Curbing HIV Through Combination Prevention Programs in Botswana
In 2000, Botswana had one of the highest rates of HIV worldwide with an estimated 35% HIV-infected adults. Botwana’s then President Festus Mogae even acknowledged at the AIDS Conference held in Durban, South Africa, the same year that his country was “threatened with extinction” due to the high mortality rate. Fifteen years later, HIV prevalence has decreased to 22.2%. Today, Botswana is an example that achieving the UNAIDS 90-90-90 targets is indeed a possibility, despite the resource challenged setting and high HIV prevalence. Data from the President’s Emergency Plan for AIDS Relief (PEPFAR)-funded Botswana Combination Prevention Project (BCPP) study suggest that among the group of HIV positive patients receiving ART that had their HIV viral load monitored, 96% were confirmed to have a suppressed HIV viral load.

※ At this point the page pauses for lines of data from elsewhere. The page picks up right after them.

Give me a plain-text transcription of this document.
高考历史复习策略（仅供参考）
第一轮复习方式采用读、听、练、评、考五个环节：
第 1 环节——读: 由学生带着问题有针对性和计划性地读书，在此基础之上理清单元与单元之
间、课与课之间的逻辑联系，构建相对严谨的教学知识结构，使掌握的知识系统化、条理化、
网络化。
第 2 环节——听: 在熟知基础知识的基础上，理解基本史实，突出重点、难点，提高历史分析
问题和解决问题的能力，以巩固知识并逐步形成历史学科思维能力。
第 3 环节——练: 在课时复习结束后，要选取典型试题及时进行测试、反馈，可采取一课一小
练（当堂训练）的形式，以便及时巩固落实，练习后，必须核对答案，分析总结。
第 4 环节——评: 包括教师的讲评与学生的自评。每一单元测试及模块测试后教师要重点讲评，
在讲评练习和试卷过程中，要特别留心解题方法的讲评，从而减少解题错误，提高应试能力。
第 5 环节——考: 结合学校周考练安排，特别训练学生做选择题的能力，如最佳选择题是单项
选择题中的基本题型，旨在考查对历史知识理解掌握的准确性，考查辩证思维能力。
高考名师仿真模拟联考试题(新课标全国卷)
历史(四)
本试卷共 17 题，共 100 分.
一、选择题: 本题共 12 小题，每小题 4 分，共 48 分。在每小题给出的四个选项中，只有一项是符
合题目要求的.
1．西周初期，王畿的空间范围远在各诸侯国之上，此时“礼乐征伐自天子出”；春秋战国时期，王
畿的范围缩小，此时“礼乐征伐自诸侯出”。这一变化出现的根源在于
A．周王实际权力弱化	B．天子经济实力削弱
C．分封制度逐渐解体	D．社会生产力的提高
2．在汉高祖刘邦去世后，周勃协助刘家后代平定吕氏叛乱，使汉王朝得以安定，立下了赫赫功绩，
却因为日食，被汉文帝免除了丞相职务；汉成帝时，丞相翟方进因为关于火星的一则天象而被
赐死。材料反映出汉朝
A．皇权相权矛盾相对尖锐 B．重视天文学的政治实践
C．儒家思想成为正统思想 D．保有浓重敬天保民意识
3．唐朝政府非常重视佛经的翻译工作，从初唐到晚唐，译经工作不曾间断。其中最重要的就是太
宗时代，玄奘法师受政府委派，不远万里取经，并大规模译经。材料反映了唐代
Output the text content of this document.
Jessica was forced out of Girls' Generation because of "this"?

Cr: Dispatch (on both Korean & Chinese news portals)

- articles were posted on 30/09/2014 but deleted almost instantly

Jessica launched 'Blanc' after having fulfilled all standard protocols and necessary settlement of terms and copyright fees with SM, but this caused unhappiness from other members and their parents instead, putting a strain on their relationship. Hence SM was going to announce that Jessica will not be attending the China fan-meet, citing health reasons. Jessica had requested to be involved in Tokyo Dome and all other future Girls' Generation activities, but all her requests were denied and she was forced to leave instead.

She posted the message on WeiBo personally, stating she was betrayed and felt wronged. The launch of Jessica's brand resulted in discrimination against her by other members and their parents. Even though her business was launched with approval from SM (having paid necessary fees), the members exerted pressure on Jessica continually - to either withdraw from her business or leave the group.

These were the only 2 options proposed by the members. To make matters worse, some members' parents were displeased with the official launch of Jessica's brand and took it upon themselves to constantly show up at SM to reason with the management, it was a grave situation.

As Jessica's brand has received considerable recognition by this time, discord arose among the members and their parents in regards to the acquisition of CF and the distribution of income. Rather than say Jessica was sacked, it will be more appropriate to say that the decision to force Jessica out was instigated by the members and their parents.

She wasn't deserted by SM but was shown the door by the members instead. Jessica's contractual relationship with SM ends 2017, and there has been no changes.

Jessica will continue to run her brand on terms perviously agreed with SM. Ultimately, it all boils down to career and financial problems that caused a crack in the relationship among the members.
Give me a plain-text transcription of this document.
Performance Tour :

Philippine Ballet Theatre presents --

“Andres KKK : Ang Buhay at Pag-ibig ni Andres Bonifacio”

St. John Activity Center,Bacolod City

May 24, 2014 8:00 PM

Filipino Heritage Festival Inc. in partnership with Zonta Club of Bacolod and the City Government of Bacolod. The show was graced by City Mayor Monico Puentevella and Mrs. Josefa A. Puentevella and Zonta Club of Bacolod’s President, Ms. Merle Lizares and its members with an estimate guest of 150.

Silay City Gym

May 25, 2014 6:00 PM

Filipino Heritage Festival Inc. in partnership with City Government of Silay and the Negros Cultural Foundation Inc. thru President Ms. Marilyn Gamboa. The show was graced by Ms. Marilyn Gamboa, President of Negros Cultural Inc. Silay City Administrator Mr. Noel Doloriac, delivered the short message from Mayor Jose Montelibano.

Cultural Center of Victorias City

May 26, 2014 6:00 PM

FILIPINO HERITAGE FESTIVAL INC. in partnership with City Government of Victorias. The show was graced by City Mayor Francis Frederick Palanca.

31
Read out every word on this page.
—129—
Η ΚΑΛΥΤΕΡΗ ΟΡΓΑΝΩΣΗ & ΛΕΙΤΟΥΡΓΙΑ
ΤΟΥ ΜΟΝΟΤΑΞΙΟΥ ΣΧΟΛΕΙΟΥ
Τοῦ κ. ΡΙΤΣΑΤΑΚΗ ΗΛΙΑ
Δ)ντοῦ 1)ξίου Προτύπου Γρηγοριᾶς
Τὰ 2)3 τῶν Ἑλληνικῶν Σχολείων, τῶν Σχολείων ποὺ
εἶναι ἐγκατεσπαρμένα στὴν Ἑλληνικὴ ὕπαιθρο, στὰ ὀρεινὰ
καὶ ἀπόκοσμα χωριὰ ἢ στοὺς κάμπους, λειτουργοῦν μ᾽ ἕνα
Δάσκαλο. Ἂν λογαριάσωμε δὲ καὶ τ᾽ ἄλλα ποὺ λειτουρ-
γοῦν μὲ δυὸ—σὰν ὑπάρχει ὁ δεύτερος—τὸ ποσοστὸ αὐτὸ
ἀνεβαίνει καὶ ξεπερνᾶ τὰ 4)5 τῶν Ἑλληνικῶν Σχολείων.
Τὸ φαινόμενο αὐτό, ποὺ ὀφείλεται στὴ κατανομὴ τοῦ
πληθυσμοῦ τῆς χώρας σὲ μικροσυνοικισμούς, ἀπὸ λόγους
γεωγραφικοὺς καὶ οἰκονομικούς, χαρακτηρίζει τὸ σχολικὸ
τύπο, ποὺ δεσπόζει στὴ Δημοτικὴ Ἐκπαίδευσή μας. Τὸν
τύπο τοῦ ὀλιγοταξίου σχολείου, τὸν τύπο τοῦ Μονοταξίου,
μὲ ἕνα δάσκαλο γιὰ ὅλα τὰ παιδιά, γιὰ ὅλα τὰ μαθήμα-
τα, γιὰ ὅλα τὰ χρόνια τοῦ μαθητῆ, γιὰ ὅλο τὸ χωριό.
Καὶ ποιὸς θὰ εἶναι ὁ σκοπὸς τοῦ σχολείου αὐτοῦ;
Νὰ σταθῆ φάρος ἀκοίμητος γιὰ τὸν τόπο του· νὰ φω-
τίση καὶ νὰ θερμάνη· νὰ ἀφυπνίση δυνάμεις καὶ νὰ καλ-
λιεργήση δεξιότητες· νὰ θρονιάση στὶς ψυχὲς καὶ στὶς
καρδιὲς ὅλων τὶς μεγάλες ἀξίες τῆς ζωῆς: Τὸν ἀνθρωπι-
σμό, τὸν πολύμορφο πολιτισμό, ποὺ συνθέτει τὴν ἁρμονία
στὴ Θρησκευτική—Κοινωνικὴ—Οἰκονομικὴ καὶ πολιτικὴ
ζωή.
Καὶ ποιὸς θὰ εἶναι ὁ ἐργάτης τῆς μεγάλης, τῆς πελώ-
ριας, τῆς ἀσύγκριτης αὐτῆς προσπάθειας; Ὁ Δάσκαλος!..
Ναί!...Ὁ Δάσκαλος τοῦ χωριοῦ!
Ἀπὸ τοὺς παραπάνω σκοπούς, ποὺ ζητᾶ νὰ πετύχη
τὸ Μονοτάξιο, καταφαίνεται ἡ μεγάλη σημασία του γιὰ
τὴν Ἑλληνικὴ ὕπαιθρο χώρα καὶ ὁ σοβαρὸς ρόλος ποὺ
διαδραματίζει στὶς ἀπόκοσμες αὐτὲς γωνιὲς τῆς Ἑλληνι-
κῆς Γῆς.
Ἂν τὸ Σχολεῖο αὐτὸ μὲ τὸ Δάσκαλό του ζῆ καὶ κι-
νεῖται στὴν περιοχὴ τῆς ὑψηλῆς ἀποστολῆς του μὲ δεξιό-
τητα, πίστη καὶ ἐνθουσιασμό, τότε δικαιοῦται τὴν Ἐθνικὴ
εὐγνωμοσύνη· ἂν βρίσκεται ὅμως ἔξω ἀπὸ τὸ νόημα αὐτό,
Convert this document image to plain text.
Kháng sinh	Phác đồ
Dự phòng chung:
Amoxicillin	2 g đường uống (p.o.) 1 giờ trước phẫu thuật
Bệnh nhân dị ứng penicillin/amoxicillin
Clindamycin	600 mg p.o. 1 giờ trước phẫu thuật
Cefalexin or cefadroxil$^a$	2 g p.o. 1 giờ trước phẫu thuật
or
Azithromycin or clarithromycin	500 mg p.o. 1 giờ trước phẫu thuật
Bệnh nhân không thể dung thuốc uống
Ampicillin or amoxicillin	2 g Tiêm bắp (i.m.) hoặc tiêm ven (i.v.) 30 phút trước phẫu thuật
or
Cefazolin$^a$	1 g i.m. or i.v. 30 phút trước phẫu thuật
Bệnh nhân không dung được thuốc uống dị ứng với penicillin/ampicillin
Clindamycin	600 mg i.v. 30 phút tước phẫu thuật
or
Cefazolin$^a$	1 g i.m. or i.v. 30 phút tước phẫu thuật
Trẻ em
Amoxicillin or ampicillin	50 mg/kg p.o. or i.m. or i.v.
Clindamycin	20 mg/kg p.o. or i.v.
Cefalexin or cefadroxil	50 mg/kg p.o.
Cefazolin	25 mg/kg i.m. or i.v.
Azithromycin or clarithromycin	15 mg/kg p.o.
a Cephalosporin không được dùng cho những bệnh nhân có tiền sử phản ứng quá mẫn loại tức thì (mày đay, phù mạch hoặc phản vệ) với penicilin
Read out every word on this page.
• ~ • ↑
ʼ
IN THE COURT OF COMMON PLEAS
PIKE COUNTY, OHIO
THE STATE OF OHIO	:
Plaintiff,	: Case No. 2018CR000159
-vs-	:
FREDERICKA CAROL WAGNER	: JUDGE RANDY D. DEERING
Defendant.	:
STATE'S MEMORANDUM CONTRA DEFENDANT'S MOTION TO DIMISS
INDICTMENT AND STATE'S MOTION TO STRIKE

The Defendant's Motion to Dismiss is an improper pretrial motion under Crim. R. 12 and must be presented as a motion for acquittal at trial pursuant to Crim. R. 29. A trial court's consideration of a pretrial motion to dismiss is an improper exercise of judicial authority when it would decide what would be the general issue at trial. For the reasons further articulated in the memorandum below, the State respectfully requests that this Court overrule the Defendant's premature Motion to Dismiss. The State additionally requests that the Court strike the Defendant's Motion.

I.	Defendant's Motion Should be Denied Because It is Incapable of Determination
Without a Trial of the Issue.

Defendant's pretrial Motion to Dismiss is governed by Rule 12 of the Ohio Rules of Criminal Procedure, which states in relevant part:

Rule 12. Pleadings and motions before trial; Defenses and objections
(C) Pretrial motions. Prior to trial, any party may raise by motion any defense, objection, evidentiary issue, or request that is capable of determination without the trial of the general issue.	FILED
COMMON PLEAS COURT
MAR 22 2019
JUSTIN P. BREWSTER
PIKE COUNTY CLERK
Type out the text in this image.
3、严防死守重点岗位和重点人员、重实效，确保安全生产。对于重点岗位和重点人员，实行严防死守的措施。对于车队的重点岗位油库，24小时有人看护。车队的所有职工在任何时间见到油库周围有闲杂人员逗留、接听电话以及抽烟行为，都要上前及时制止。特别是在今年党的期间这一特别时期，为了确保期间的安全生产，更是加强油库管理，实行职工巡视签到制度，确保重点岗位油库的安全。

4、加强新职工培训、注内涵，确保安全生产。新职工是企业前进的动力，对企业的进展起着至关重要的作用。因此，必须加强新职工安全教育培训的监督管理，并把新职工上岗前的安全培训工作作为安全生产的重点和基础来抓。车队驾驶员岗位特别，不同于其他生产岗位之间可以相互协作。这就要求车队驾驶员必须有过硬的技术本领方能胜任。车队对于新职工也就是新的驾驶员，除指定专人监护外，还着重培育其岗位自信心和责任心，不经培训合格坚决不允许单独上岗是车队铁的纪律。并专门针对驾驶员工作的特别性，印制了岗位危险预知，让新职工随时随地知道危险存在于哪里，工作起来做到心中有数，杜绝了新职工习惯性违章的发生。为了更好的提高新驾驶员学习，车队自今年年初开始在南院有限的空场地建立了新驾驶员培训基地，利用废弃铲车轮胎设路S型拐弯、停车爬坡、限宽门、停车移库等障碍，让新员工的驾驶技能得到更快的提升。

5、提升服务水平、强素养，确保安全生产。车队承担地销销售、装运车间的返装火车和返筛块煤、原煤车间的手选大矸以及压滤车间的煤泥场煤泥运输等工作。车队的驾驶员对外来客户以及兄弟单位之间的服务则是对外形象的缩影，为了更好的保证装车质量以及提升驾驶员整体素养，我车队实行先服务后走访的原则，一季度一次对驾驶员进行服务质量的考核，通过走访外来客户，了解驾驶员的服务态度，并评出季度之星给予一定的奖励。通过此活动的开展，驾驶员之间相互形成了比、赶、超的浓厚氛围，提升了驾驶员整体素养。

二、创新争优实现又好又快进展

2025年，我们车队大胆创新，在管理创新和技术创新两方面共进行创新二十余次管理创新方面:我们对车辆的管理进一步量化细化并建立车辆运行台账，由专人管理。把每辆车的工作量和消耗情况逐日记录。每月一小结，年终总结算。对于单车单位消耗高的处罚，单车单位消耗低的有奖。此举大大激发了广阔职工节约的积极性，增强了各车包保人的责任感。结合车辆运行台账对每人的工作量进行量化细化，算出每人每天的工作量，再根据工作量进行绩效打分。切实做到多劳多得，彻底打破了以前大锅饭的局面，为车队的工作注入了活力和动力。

A collaboration among the U.S. CDC-Botswana, the Government of Botswana, the Harvard AIDS Initiative, the Botswana Harvard AIDS Institute Partnership, and PEPFAR partners that include ASM, the BCPP is a four-year study testing the hypothesis that implementing an enhanced combination prevention package that includes ART as prevention for HIV-infected individuals will impact the HIV/AIDS epidemic by significantly reducing the population-level, cumulative HIV incidence in a defined geographic area over the study period and will be cost-effective. Since the BCPP was initiated in 2013, and in support of PEPFAR, ASM has played a critical role in BCPP’s quality diagnostics services through the delivery of quality management system training workshops, where laboratory technicians from BCPP- participating laboratories reviewed best practices and procedures. ASM also supported the U.S. CDC Botswana team’s endeavors to develop and strengthen the cold supply chain and the blood specimen referral system through the procurement and delivery of life saving equipment, supplies, and other essential consumables. These critical elements in training, supply chain, and procurement were utilized by clinics and laboratories from 14 districts across Botswana to assure functionality and reliability of HIV testing results from BCPP’s study.
The BCPP study has demonstrated key components towards eliminating HIV in Botswana include vital partnerships that are focused on technical excellence, commitment from the national government, enhanced quality testing, and cold supply chain development through procurement. Best practices from the study may also serve as excellent examples to other developed and resource challenged nations with high HIV prevalence. Reaching an AIDS-free generation by stemming the epidemic in Botswana may be a reality in years to come.